The ongoing Phase 1 multicenter study is evaluating the safety, tolerability, pharmacokinetics, and preliminary efficacy of CUSP06 in adults with platinum-refractory/resistant ovarian cancer and other advanced solid tumors (CUSP06-1001). Early data from the trial have shown promising anti-tumor activity and a manageable safety profile, supporting further development of the program.

About CUSP06

CUSP06, a CDH6 ADC, is composed of a proprietary antibody with high CDH6 binding affinity, a protease-cleavable linker, and an exatecan payload (a potent and clinically validated topoisomerase-1 inhibitor). The linker is designed to complement the exatecan payload, enabling a stable and homogenous ADC. The payload is a weak substrate for BCRP/P-gp, which are drug efflux pumps that drive chemoresistance to many therapies. In preclinical data, this linker-payload has been shown to have an increased "bystander effect" compared to competitor ADCs.
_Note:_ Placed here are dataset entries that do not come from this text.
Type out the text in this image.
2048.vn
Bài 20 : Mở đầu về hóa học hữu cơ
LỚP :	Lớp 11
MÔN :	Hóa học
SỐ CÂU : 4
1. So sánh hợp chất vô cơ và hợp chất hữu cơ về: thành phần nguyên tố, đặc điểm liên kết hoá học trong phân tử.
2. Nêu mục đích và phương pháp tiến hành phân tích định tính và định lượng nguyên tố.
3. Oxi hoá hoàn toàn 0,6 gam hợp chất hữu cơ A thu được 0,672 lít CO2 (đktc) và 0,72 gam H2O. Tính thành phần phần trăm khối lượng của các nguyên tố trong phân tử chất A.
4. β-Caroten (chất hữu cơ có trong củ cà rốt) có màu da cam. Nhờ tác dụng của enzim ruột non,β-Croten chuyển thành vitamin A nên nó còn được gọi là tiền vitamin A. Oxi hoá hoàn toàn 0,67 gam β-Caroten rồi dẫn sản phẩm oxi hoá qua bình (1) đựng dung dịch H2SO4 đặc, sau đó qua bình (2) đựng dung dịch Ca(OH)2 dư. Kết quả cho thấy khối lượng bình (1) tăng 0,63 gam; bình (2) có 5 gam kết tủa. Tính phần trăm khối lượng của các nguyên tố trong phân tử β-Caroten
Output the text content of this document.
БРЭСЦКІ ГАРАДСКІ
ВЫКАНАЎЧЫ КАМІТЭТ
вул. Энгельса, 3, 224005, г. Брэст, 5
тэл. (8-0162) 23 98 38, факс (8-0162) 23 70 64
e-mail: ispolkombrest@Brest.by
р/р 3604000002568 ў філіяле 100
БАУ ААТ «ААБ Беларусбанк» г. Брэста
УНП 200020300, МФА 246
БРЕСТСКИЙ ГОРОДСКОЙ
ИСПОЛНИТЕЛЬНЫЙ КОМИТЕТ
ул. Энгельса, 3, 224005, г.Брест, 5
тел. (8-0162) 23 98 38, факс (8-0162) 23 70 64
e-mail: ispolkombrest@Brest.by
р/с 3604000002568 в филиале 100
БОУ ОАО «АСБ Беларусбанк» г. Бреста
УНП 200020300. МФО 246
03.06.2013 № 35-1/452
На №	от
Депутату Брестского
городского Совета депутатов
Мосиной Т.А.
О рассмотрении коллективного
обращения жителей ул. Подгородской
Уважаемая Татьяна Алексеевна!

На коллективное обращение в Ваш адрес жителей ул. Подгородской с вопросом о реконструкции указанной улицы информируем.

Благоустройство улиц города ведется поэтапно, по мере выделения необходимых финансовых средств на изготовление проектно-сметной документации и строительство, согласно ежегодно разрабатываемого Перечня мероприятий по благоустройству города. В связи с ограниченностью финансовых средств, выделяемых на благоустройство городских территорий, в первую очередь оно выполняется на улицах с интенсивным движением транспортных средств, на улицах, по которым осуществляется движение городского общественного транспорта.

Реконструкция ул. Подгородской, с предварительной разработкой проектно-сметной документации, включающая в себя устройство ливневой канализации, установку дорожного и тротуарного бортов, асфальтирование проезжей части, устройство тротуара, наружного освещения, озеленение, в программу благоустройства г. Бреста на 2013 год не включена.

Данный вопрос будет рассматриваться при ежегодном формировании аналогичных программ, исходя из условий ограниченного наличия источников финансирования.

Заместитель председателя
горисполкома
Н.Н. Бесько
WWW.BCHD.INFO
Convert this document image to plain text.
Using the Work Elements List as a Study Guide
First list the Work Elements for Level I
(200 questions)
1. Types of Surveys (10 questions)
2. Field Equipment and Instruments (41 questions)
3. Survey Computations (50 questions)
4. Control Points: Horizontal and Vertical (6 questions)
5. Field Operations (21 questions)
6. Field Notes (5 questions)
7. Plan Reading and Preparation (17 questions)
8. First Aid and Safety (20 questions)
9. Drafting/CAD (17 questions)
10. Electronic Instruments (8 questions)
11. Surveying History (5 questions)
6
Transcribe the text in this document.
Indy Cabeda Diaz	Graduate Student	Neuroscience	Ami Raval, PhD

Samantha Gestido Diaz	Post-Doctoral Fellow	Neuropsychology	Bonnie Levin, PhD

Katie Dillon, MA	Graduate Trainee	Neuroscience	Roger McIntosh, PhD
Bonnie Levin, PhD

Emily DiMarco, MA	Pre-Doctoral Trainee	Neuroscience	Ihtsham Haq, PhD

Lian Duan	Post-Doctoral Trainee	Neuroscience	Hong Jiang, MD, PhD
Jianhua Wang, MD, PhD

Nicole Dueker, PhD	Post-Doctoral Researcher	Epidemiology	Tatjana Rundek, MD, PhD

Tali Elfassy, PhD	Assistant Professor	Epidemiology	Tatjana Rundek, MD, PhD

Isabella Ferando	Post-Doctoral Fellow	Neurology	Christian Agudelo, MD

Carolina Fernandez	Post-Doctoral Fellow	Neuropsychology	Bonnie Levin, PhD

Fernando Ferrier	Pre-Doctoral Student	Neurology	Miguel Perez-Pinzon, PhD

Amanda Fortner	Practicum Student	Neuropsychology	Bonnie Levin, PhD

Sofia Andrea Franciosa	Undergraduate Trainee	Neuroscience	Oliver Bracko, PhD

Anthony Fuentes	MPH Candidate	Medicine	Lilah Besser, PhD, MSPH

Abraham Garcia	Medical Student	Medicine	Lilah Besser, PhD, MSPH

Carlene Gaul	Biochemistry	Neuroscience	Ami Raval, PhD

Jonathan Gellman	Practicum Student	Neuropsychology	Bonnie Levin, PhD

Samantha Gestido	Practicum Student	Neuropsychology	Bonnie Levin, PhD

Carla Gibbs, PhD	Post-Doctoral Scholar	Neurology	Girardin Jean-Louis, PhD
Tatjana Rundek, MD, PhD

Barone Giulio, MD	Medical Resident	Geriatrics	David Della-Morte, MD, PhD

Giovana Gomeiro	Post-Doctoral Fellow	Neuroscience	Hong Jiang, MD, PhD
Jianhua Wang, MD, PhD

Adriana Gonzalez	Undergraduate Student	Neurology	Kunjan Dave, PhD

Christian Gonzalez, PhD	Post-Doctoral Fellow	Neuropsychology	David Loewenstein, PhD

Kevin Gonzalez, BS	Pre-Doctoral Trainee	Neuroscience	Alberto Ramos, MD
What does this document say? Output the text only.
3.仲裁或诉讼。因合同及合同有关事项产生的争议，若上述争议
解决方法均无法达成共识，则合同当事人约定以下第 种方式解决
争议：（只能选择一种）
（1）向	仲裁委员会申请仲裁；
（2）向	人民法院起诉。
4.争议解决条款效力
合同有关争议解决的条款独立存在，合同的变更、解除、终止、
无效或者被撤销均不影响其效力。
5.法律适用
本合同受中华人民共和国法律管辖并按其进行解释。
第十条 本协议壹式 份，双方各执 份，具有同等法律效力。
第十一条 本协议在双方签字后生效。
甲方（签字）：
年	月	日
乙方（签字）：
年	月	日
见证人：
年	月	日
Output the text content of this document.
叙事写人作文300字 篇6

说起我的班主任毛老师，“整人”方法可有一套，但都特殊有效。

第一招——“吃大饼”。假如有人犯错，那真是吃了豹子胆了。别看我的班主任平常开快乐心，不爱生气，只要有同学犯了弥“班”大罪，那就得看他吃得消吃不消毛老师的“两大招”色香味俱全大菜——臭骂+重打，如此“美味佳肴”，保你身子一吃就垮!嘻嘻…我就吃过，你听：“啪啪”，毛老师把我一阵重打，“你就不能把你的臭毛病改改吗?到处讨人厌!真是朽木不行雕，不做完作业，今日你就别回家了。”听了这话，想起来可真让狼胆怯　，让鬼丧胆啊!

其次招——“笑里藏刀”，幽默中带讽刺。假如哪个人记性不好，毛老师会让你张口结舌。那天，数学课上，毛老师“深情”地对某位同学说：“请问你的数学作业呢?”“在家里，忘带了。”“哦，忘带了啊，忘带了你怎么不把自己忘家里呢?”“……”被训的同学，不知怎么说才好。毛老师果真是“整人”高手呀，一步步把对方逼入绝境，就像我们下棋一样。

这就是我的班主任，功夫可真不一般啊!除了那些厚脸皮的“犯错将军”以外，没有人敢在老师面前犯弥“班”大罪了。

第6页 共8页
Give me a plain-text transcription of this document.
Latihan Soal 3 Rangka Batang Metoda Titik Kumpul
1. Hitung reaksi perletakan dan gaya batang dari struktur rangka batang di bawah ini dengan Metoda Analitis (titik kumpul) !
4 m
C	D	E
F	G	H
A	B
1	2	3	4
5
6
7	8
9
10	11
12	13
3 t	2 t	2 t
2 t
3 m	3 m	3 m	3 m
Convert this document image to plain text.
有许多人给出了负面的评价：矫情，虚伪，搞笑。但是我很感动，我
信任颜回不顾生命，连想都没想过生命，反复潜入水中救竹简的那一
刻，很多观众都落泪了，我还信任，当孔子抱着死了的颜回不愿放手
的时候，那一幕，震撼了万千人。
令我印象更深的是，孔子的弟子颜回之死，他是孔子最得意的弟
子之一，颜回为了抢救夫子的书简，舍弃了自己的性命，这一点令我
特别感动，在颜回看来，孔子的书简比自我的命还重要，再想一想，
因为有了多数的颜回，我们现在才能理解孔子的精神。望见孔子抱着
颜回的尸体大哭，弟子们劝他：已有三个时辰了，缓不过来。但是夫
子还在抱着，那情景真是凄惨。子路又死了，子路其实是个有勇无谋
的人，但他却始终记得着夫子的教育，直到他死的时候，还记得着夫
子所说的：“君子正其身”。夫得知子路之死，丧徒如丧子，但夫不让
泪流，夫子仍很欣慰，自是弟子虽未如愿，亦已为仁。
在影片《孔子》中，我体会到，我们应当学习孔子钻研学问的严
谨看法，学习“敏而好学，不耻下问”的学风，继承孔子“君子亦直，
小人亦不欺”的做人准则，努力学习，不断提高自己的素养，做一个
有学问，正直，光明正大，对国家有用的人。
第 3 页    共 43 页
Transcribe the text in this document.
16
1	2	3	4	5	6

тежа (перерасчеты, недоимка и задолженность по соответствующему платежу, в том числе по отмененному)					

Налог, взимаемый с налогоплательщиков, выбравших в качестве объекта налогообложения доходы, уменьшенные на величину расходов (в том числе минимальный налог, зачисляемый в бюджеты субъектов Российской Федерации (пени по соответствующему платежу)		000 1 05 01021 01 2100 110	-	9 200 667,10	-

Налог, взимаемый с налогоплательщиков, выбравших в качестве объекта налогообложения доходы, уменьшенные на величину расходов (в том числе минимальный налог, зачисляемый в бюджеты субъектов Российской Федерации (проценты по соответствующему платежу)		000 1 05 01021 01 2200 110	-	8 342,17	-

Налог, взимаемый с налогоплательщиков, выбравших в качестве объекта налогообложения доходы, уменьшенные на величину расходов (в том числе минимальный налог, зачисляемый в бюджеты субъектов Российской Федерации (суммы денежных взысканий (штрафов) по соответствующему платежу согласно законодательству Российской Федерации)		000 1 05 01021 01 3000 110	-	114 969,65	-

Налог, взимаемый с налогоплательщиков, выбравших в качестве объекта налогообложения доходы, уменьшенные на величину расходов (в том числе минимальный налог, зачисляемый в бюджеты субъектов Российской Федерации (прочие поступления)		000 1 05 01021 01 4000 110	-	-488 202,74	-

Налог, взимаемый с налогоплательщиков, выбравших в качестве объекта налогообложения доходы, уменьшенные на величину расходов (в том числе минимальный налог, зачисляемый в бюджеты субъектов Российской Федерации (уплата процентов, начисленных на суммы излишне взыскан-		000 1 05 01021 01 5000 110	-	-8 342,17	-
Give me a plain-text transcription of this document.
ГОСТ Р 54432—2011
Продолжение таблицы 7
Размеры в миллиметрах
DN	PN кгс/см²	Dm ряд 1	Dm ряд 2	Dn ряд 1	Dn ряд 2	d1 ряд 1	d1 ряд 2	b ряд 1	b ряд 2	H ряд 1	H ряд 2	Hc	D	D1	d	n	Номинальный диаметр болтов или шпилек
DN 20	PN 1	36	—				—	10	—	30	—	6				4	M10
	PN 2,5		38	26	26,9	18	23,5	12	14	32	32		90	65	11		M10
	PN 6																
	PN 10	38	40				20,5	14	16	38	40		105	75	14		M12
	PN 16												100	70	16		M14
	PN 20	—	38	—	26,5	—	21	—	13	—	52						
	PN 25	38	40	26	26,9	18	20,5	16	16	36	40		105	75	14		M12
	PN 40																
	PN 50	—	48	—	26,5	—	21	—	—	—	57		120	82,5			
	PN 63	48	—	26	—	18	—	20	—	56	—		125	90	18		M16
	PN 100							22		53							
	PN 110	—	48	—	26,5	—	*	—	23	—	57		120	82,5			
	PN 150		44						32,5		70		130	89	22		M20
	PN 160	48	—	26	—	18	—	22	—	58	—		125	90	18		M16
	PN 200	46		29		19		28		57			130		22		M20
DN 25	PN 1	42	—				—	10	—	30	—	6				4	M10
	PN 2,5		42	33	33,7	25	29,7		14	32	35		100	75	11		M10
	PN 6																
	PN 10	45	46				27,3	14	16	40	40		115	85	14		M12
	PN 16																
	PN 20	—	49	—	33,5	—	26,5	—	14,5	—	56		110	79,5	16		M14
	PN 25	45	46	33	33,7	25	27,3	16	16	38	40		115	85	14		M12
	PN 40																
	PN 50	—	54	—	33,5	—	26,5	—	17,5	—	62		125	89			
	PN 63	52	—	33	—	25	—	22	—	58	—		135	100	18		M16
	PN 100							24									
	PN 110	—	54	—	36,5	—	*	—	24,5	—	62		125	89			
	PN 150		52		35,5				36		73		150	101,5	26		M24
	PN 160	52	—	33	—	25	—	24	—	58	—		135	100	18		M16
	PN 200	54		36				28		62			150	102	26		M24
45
CUSP06 has a drug-to-antibody ratio of eight. OnCusp obtained the exclusive global rights (outside of China) to lead the development and commercialization of CUSP06 from Multitude Therapeutics in 2022. CUSP06 is being evaluated in a Phase 1 study in patients with platinum-refractory/resistant ovarian cancer and other advanced solid tumors. Additional information on the CUSP06-1001 (NCT06234423) trial can be found at clinicaltrials.gov.

About Platinum-Resistant Ovarian Cancer

Ovarian cancer is the leading cause of death from gynecologic malignancies in the United States, with approximately 20,000 new cases diagnosed annually.[1] Platinum-based chemotherapy is a standard first-line treatment, but approximately 80% of patients who respond to initial treatment will develop platinum resistance, typically within two years.[2] Platinum-resistant ovarian cancer is defined as disease progression within six months of completing platinum-based therapy and carries a particularly poor prognosis, with median survival of only 9-12 months and limited effective treatment options.[2] Despite recent therapeutic advances, the 5-year survival rate for patients with platinum-resistant disease remains around 15%, highlighting a critical unmet need for new therapeutic approaches.[1],[3]

About Fast Track Designation

Fast Track Designation is intended to facilitate the development and expedite the review of drugs that treat serious conditions and fill an unmet medical need. Programs with FTD may benefit from more frequent meetings with the FDA, eligibility for Accelerated Approval and Priority Review if relevant criteria are met, and the potential for a rolling review of the Biologics License Application (BLA).